C+
Though sporadically funny, this blackish comedy would have been far better had it been a lot darker. Instead of taking its premise about a rude, self-absorbed, manipulative middle-school teacher as far as it can, Jake Kasdan’s picture settles for sitcom-level shenanigans and mild raunchiness before coasting into an ending that effectively cops out. This “Teacher” isn’t really bad, just average.
Shedding her pin-up girl persona, Cameron Diaz stars as Elizabeth Halsey, an abrasive, do-as-little-as-possible gold digger who’s leaving her job as a seventh-grade teacher in a Chicago suburb because she’s finally snagged a rich fiance. But when the doofus, prompted by his mother, dumps her, Elizabeth has little choice but to return to her hated post for another year, determined to raise the ten grand she needs for the breast augmentation surgery she believes will be the key to seducing another wealthy male boob.
There’s some amusement in Halsey’s Spartan, book-free classroom, her nonchalant dismissal of her students, be they overachievers or dweebs, and her tactic of constantly showing them movies about school rather than doing any real work (the clips we see begin with “Stand and Deliver” and wind up with “Scream”). But the supposedly plot-driving premise of her money-making obsession bogs down, first in a car-wash sequence in which she plays on her slutty physical attributes although she’s supposedly uncertain of them (and which never makes clear whether she embezzles the profits, as was presumably her intention) and then in a protracted episode in which she steals the answer sheet to a state test so that she can win a big bonus for having the class with the most improved results.
Even more problematic, though, is that for the most part the script merely settles into the mold of oddball workplace comedy that writers Gene Stupnitsky and Lee Eisenberg have learned from their stint on “The Office,” which makes for a mildly amusing but awfully familiar result. The school principal, Wally Snur (John Michael Higgins), a dolphin-hugger, is a well-meaning dolt who might have been named Michael Scott. Elizabeth’s nemesis, hard-driving, endlessly ebullient but manipulative Amy Squirrel (Lucy Punch), is like a distaff Dwight Shrute. Gym teacher Russell Gettis (Jason Segel), who comments bemusedly on all his colleagues’ foibles, is basically a stand-in John Krasinski’s Jim. New teacher, rich Scott Delacorte (Justin Timberlake)—whom whom Elizabeth and Amy will fight—is the sort of high-minded dimwit who’s a Michael Scott in the making.
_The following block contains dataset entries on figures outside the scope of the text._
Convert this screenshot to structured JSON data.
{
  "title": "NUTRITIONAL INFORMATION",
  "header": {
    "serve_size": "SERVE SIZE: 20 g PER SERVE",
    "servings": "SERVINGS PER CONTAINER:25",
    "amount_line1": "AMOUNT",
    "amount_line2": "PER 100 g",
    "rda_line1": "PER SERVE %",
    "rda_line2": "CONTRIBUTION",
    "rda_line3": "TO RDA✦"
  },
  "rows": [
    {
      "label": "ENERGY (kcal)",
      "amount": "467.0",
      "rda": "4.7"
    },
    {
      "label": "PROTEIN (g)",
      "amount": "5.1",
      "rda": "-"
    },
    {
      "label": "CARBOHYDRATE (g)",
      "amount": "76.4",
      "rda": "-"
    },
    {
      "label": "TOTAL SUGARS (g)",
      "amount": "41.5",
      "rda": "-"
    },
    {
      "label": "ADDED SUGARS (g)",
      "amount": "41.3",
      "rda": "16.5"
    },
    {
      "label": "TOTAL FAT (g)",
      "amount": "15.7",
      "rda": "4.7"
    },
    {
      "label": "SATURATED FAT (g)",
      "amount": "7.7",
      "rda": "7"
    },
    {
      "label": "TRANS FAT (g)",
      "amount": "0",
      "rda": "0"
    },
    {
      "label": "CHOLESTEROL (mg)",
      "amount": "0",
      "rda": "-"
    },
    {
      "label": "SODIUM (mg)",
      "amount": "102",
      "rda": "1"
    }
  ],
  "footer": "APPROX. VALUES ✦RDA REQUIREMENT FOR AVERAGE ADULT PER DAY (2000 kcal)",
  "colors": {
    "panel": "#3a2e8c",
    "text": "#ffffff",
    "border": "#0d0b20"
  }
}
And comparisons to the NBC comedy are further emphasized by the presence in the supporting cast of Phyllis Smith as another teacher, playing much the same role she does on Thursday nights.
But all the actors—except for Timberlake, who looks stiff and uncomfortable—throw themselves into the farcical business with abandon, sometimes too freely in fact. Under Kasdan’s permissive direction, Punch, most notably, overdoes everything, by the close becoming so manic that you wonder about a final gag that sees her transferred to an inner-city school. But Segel gives what’s probably his most ingratiating performance to date as the likable, laid-back fellow who’s obviously the perfect match for Elizabeth, and Diaz clearly is having a good time playing against type.
Unfortunately, “Bad Teacher” goes soft in the last reel, with Halsey turning over a new leaf while not abandoning either her lust or her hard-edged attitude. The effort to redeem the character without jettisoning what made her amusing in the first place doesn’t really work, smacking more of a having-it-both-ways mentality rather than going for the jugular. Perhaps the mildly cynical stance at the close is all the makers felt they could get away with, but it comes across as tepid rather than sharp.
So “Bad Teacher” deserves points for being more acerbic than the usual run of pallid, prefabricated Hollywood comedies. But it also earns demerits for failing to take things all the way. Like a student who could have gotten a solid B with some extra effort, it has to settle for an almost-but-not-quite C+.